San Pedro Claver y su heroico voto de servicio incondicional a los marginados
Inspirado por el sabio consejo de San Alonso Rodríguez durante su formación universitaria en Mallorca, navegó hacia el continente americano para proclamar la palabra de Dios. Al ordenarse sacerdote en Cartagena de Indias, emitió su célebre voto de convertirse solemnemente en el esclavo de los esclavos, asumiendo un compromiso eterno de caridad cristiana.
Durante más de cuatro décadas, acudió incansablemente al puerto para recibir los barcos cargados de prisioneros exhaustos. Les brindaba medicinas, alimentos y auxilio directo antes de brindarles la instrucción catequética, logrando la evangelización urbana y el bautismo de más de trescientas mil almas mediante un testimonio de fidelidad evangélica y profunda compasión.
Las crónicas de la época documentan extraordinarios prodigios milagrosos y curaciones espontáneas atribuidas a su santa imposición de manos. Dotado del don de profecía y discernimiento espiritual, dedicó infinitas horas al sacramento de la reconciliación, visitando diariamente a los enfermos en hospitales y leprosarios en medio de una austera vida de oración.

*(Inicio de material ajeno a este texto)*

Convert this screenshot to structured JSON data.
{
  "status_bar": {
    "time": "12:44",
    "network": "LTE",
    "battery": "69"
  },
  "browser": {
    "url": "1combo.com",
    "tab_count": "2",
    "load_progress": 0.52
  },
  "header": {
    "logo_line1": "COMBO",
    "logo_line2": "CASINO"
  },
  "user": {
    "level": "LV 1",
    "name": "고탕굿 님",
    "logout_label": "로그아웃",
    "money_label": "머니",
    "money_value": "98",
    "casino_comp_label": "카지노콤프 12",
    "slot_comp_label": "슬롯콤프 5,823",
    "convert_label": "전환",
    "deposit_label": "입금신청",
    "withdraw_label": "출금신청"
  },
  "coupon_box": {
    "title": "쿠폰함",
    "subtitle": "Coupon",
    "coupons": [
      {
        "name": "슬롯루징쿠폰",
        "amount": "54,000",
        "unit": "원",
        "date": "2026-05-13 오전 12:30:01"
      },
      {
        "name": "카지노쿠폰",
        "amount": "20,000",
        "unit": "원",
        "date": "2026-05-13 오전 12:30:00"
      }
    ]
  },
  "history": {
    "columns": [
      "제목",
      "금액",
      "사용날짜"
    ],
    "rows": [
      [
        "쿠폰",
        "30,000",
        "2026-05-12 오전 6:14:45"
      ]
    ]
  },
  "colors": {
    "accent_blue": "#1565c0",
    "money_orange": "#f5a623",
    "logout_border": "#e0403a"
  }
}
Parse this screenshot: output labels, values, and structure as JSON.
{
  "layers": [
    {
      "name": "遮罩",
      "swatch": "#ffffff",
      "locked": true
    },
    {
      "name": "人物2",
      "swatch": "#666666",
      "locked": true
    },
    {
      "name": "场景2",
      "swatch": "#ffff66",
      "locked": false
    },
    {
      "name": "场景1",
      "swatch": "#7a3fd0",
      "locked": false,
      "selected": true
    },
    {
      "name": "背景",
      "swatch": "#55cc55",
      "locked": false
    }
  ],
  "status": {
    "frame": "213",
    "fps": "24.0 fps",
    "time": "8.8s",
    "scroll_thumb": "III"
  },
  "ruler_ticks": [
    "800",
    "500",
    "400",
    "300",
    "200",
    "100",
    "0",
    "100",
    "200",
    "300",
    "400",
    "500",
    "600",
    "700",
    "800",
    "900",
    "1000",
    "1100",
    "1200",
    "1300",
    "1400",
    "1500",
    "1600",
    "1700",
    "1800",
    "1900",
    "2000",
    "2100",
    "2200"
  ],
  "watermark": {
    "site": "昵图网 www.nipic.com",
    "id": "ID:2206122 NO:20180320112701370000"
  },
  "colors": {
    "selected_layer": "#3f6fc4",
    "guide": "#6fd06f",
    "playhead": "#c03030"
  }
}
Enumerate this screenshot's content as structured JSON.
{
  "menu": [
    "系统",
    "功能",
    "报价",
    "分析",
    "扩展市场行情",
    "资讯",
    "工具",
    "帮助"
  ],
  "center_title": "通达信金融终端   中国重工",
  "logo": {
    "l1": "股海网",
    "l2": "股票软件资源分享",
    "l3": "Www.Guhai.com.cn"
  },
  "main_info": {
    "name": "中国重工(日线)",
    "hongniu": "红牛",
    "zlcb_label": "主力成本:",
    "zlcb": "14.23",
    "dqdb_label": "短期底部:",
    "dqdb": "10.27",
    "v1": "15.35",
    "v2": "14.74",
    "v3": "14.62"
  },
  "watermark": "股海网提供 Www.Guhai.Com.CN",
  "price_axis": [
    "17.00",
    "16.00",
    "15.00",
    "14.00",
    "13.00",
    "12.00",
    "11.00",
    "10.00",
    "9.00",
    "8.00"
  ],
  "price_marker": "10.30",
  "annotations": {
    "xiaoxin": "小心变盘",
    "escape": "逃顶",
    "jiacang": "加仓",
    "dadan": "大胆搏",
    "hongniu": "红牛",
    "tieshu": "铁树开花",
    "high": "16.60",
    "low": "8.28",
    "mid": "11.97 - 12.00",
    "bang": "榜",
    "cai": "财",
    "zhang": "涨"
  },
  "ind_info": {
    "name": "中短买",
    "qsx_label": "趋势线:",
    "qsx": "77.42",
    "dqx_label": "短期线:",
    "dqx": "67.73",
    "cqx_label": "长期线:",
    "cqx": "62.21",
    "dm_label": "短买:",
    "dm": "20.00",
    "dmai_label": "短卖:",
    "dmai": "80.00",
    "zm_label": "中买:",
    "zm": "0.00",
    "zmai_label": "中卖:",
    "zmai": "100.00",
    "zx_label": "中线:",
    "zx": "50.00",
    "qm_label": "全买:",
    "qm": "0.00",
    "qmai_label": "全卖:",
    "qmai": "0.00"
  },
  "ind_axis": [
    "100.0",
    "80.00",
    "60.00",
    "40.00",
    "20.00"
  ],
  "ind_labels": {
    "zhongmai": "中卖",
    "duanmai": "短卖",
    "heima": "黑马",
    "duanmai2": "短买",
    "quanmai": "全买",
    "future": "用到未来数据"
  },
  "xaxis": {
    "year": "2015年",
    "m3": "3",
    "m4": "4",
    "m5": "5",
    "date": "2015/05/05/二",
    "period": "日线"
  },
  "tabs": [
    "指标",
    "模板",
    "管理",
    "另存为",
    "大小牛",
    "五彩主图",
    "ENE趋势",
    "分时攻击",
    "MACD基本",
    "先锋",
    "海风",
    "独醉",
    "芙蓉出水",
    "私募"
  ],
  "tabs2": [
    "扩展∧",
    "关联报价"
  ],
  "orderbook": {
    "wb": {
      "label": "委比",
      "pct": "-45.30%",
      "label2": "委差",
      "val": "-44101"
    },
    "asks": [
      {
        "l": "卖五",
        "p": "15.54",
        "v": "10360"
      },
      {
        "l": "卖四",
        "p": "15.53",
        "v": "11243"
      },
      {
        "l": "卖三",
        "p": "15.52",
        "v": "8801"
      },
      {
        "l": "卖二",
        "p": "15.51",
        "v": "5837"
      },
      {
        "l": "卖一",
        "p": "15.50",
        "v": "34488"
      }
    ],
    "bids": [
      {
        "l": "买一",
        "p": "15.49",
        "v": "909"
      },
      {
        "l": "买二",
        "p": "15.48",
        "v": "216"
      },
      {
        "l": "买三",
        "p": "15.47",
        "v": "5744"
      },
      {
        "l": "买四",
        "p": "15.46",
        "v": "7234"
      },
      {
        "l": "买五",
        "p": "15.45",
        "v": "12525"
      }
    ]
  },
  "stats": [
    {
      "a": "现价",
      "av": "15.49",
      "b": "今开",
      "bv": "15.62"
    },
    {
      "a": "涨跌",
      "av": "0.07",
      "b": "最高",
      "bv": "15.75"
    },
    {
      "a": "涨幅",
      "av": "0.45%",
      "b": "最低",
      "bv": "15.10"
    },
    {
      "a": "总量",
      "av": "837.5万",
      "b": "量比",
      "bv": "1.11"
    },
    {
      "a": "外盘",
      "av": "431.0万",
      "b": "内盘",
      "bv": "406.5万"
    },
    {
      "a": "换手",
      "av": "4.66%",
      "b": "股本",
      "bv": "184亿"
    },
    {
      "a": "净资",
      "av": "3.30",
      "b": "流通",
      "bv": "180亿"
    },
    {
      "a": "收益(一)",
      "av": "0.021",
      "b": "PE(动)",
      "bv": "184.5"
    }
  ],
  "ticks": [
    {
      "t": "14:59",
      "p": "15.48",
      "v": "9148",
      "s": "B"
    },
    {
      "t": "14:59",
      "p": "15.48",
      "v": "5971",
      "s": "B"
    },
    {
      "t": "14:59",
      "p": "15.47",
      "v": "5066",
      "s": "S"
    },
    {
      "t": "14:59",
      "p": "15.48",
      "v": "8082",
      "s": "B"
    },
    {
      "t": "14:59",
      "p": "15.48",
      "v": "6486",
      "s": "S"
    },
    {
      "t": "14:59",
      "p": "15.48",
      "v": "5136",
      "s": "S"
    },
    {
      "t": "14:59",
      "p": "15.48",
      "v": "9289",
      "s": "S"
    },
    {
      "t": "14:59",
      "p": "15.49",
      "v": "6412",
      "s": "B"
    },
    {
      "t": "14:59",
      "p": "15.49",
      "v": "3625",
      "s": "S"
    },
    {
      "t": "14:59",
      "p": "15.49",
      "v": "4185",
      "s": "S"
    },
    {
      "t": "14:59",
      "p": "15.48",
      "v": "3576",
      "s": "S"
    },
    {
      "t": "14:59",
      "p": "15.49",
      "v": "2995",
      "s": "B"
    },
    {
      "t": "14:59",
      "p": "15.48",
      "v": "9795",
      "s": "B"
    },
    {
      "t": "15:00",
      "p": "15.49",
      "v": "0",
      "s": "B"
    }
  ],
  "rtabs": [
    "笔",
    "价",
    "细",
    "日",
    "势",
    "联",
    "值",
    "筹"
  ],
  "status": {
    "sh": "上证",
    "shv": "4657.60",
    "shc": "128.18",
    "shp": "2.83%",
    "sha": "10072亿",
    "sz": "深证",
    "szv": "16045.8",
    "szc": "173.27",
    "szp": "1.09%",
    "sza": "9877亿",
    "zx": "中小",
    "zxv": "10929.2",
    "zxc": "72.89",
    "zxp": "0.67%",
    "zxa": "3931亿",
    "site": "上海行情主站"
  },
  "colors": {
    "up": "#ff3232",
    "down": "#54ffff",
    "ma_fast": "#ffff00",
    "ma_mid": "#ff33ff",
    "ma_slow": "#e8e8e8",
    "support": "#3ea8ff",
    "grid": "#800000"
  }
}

Declarado patrono de las misiones entre los pueblos negros y de los derechos humanos por la Santa Sede, su devoción se mantiene plenamente vigente. Los fieles acuden continuamente a su intercesión divina para implorar la erradicación de las injusticias, el fin de la discriminación racial y el alivio ante graves afecciones físicas y del espíritu.
Sus devotos rezan fervorosas novenas solicitando su protección para los perseguidos y la gracia de una auténtica conversión de corazón. Su inmortal legado recuerda que la verdadera grandeza cristiana nace del amor fraterno y el socorro humilde a los sufrientes, consolidándose como un ejemplo imperecedero de salvación del alma y entrega generosa.
La veneración a los otros santos del día y de la semana
En esta misma fecha, la liturgia conmemora al virtuoso obispo San Gorgonio de Roma y a San Ciarano de Clonmacnoise. Asimismo, durante esta intensa semana se celebran figuras fundamentales del calendario romano, como San Nicolás de Tolentino, el Santísimo Nombre de María y San Juan Crisóstomo, cuyos virtuosos testimonios enriquecen la fe del pueblo creyente.
Para aquellos devotos que residen en la Ciudad de Buenos Aires, es posible rendirle homenaje y encomendarse al santo en la Iglesia de San Ignacio de Loyola, ubicada en el histórico barrio de Monserrat (Bolívar 225). En este templo emblemático de la Compañía de Jesús, la comunidad custodia imágenes veneradas y celebra solemnemente su memoria con momentos de oración.